A recent study by Nanyang Technological University revealed that proactively explaining and sharing publications on Kudos is correlated to a 23% increase in full-text downloads.
‘It is the start of evidence that will help researchers have the confidence to share their work more actively. Many researchers feel that their supervisors frown upon efforts to communicate, particularly via social media. Our ability to correlate those activities with the more meaningful metric of full text downloads can help justify time spent on such endeavours.’*
It can take as little as 10 minutes to claim, explain and share your work using the Kudos toolkit. Here are some top tips to make getting started easy!
Tip #1
You can connect your ORCID account to your Kudos account to easily bring all of your publications together. If you do not have an ORCID, we suggest you start by finding one of your publications to explain and share.
Tip #2
When using Kudos for the first time, try not to claim all of your work in one go.

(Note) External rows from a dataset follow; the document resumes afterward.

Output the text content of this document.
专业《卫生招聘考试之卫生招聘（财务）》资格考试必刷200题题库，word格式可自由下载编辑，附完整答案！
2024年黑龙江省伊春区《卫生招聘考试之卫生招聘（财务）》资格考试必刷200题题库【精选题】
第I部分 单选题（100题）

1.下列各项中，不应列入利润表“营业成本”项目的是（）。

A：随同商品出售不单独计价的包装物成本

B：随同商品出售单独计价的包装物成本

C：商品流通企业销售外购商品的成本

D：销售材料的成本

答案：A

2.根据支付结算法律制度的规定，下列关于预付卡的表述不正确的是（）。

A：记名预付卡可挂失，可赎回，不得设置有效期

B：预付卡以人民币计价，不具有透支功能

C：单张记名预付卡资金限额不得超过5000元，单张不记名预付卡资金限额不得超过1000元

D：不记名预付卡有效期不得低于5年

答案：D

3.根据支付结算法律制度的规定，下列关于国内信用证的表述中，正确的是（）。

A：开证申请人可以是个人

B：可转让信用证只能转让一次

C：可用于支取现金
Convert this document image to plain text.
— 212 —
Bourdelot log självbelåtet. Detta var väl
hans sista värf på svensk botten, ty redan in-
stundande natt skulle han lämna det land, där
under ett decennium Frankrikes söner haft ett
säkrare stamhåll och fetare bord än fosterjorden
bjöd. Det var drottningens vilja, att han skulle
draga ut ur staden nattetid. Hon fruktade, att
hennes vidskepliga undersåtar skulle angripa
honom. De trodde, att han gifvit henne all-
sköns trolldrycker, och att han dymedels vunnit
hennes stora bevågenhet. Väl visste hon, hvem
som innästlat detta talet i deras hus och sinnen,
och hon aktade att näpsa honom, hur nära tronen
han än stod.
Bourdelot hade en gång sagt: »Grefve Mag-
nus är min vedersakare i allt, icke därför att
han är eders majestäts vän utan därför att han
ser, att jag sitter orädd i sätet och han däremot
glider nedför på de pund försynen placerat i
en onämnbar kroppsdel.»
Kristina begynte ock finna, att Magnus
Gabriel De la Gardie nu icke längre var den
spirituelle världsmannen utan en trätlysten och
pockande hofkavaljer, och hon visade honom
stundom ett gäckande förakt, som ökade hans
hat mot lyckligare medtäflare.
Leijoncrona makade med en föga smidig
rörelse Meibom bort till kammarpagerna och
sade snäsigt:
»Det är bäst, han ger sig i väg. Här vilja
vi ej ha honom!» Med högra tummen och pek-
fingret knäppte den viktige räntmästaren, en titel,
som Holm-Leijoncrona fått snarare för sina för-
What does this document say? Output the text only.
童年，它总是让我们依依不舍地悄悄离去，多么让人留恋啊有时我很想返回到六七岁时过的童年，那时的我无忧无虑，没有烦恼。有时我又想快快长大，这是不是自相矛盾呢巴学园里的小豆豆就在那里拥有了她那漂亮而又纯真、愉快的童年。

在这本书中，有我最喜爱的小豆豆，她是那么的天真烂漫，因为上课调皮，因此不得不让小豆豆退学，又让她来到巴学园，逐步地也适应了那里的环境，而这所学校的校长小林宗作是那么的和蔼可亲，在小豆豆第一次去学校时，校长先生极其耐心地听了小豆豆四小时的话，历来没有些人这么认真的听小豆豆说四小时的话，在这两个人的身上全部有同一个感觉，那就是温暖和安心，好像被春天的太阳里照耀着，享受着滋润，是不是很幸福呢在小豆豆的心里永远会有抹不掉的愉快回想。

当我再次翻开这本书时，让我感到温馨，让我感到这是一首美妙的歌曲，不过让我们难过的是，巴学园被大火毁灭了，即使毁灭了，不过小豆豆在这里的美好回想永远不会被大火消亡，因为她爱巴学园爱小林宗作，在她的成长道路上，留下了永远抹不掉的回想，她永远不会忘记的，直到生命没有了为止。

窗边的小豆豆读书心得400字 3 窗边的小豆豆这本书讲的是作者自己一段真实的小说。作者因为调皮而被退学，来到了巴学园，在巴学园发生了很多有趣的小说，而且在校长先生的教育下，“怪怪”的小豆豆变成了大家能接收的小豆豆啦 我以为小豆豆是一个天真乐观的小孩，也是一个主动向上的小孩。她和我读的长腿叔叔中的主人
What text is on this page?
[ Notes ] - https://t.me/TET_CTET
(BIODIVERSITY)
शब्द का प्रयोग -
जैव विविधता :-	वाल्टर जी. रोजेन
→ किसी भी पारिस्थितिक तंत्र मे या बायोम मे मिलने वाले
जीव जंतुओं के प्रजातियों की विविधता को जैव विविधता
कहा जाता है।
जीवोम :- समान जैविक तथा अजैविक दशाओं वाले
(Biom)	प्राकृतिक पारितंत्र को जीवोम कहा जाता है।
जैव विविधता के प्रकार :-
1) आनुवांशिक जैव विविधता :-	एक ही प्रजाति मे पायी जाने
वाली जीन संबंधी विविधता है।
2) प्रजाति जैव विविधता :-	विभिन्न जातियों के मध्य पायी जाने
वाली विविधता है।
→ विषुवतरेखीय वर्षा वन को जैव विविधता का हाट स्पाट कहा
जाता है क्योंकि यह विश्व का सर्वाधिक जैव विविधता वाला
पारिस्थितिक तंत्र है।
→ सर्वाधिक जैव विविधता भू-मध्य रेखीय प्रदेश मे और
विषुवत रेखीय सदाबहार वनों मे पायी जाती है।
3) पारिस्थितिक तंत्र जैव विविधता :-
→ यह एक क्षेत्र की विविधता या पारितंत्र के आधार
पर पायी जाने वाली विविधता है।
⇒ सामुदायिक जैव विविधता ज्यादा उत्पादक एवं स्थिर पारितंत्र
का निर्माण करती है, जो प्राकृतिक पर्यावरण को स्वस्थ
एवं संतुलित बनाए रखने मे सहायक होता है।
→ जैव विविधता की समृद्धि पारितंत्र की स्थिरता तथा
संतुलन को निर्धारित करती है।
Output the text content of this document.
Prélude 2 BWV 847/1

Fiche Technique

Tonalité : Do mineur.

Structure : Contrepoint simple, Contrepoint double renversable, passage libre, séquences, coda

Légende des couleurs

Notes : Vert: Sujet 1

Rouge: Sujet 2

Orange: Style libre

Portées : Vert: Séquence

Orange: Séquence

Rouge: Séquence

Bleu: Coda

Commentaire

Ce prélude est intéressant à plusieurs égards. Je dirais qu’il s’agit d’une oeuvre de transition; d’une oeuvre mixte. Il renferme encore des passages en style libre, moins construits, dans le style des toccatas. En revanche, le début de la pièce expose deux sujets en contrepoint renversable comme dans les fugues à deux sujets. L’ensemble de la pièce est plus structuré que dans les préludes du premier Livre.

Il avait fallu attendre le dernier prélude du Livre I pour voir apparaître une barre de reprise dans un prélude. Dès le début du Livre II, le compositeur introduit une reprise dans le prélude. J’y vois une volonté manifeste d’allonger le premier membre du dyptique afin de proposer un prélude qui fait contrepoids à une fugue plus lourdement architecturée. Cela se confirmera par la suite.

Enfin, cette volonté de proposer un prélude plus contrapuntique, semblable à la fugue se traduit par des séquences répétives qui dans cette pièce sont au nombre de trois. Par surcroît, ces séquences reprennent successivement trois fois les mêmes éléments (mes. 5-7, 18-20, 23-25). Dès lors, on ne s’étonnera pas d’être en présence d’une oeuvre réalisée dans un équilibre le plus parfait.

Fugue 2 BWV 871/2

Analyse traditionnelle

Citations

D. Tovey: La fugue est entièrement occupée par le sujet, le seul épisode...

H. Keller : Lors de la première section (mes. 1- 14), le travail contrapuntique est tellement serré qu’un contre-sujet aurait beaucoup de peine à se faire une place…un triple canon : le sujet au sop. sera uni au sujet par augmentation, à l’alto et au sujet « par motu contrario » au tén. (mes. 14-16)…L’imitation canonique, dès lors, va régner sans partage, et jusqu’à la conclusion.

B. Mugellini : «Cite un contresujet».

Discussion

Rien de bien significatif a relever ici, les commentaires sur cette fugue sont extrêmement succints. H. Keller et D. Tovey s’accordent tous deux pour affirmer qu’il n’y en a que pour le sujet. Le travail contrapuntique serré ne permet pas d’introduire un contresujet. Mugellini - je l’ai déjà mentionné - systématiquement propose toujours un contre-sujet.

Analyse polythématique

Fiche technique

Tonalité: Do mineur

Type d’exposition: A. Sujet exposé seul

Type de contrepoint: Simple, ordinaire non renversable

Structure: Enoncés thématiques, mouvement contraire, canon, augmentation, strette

Claim one publication, explain it in plain language using the ‘explain’ tools, share your work online and then measure the effects of this in your ‘Author Dashboard’. You can then go back and claim your other work with a good idea of how to effectively explain your work, with some real-time insight into which sharing channels (Twitter, for example) attract most attention to your work.
Tip #3
Researchers are using Kudos not only for newly published work, but also to draw attention to older research - using the ‘explain’ tools to set it in the context of how the field has developed since the work was published. The Kudos blog has a useful step by step, to guide you through the explain tools: ‘How to explain your work – the Kudos way’.
Tip #4
You don’t need to be a social media genius for Kudos to work for you; several of our researchers are achieving higher views and downloads of their work simply by sharing links over email. Kudos recently published some useful blog posts: ‘Getting started on social media’ and ‘how to build a social media following’ on the Kudos blog series ‘Improve your results’.
Tip #5
Get your co-authors involved! Inviting co-authors to leave their own perspective, gives readers a broader understanding of the publication and what it’s about. Co-authors can then use the sharing tools provided in the Kudos toolkit, to share the publication with their own network of people, which again, will increase the work’s impact amongst a wider audience.
*A full overview of the study and its key findings (by Kudos Co-founder Charlie Rapple) can be found on the LSE Impact blog here, along with this companion piece on the Kudos blog.
Lauren McNeill is a Marketing Manager at Kudos.